Казалось бы, странные претензии. О чем еще должны были думать деятели «Солидарности» в 1981 году, если не о судьбе Польши? Но Лем тогда жил другим. Он дописал несколько частей к «Голему-XIV» и размышлял о судьбе человека как вида. Почти полная (без двух вступлений, изданных ранее) версия книги вышла в августе 1981 года, что стало поводом для 29-летнего адъюнкта филфака Ягеллонского университета Ежи Пильха, в будущем известного писателя, опять порассуждать о том, что критика не ценит творчество Лема: «<…> Неужели Станислав Лем открыл новые глубины в польском языке XX века? Нет, он всего лишь автор научной фантастики. Может быть, он виртуоз стиля, мастер пастиша, тонкий насмешник над литературными концепциями? Нет, поскольку пишет научную фантастику. А вообще относится ли он к современным польским прозаикам? В принципе, нет, поскольку занимается научной фантастикой. Космический размах тематики заслоняет и уничтожает земную работу писателя. А стóит помнить, каким великолепным романом (романом вообще, а не только научно-фантастическим) является „Насморк“; насколько жестче, чем, например, у Оруэлла, выглядит будущее человечества в „Футурологическом конгрессе“; какой проницательный диагноз культуре и цивилизации ставит „Маска“»[1061]

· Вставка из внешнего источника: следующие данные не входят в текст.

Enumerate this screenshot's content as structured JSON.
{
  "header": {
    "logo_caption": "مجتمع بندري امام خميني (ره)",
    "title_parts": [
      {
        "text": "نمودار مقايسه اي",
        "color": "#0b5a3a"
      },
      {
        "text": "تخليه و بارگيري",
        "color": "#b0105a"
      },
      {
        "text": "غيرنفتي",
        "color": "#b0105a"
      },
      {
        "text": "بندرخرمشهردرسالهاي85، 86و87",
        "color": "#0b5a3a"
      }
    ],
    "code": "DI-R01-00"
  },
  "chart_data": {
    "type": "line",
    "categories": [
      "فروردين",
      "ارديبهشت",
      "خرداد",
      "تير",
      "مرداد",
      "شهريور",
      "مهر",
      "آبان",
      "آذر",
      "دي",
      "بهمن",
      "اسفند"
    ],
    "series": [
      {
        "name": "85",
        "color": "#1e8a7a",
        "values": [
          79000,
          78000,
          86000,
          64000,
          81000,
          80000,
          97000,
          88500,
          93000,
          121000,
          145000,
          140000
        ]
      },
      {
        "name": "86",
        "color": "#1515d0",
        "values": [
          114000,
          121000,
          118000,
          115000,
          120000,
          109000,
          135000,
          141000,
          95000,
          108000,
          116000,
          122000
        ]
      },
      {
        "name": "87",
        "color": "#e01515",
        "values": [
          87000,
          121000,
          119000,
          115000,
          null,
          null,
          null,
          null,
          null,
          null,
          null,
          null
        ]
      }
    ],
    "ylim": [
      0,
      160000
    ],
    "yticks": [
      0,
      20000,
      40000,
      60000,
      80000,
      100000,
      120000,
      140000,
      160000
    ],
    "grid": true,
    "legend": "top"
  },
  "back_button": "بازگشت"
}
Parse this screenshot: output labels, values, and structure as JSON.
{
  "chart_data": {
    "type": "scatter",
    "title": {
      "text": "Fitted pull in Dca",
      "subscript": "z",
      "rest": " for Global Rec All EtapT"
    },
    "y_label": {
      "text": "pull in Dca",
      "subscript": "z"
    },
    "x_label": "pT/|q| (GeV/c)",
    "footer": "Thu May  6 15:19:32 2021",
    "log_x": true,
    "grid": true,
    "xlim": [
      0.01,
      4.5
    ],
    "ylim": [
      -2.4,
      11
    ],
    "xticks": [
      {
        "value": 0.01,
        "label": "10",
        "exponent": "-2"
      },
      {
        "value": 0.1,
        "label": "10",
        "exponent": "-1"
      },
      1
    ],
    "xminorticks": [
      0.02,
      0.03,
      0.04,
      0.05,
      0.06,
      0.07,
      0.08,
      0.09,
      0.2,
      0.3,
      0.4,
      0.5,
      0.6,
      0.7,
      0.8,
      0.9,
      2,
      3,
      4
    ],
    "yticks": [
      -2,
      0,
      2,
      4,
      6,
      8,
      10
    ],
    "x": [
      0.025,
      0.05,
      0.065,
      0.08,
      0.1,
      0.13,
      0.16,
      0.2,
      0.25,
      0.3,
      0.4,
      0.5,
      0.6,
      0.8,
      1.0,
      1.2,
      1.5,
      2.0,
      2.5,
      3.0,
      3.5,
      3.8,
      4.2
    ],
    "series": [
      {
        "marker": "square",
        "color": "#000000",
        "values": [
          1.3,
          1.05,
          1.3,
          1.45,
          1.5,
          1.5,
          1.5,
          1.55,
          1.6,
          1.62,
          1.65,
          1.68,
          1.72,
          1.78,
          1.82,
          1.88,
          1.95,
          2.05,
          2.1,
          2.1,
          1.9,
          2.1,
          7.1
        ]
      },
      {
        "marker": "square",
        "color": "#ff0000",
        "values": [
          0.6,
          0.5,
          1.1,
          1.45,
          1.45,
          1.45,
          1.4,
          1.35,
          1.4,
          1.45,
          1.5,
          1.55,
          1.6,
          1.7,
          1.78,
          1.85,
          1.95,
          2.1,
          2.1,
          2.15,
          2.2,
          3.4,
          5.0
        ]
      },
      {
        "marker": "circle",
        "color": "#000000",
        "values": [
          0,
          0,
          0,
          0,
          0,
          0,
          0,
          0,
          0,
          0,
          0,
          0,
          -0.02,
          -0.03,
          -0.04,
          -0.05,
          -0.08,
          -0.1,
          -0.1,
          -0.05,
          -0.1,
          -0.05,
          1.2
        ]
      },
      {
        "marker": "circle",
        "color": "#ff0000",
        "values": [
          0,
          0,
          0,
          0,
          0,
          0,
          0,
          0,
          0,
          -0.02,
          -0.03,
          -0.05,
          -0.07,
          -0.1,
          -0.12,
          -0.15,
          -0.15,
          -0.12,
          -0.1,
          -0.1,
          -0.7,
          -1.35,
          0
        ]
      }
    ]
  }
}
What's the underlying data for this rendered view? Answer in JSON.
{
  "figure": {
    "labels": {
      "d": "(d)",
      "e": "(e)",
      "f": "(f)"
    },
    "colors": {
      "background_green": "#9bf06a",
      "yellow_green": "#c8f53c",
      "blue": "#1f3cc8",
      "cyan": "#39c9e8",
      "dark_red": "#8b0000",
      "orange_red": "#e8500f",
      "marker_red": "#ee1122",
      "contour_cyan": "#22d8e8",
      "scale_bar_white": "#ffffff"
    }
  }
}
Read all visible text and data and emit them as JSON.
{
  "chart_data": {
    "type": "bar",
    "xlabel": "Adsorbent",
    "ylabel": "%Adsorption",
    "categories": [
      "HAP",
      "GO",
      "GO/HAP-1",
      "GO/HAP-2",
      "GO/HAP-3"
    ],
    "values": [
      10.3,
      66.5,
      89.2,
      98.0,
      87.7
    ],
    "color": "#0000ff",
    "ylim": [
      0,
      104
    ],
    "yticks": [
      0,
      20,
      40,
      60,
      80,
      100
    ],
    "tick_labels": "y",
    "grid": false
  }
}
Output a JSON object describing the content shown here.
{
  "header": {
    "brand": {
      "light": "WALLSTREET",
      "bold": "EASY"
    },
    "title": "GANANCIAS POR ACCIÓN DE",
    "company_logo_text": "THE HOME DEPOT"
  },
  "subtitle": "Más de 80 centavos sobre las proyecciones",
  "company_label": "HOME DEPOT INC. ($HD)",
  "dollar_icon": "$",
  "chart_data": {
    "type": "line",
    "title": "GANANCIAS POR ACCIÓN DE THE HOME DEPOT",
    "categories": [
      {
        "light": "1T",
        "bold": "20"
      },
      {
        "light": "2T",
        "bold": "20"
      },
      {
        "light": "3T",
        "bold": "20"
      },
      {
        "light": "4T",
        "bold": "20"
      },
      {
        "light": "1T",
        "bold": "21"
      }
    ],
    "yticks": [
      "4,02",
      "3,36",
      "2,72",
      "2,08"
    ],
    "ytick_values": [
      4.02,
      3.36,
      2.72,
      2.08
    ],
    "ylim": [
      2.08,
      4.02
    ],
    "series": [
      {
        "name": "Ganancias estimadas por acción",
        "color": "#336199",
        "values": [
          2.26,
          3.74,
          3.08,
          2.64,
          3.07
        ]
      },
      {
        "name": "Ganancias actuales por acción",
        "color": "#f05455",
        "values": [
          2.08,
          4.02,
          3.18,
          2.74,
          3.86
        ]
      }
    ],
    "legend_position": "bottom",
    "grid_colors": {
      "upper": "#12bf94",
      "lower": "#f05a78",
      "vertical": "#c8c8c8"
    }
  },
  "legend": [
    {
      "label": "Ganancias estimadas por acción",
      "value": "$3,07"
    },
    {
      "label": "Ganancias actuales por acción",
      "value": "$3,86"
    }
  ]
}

.О космическом размахе как непреодолимом препятствии для литературной критики написал и публицист католического издания Więź («Вензь»/«Связь») Влодзимеж Юраш: «Космополит Лем, в хорошем значении этого слова гражданин Земли, не может найти отклика у сарматов, поглощенных проблемами своего закутка <…> В книгах Лема не звучит слово „Польша“, а если есть отсылки к истории, то истории как минимум Солнечной системы <…> Поэтому книги Лема не порождают дискуссий, поэтому литературная критика не может найти им место в историко-литературном синтезе, поэтому его настоящими читателями остаются любители фантастики <…>»[1062]
.В сентябре 1981 года Лем отмечал 60-летие. В честь такого события у него взяла интервью «Газета краковска» – орган местного комитета партии. Именно в этом интервью Лем выдал ту версию своей жизни при оккупации, которой потом будет держаться: «У меня был выбор – трудиться служащим или рабочим, и я выбрал физический труд. Я был автомехаником, довольно скверным, и сварщиком, тоже довольно скверным. Но мне это было ближе. Я никогда не любил контор». Здесь же он впервые заявил, будто перебрался в Краков в 1946 году[1063]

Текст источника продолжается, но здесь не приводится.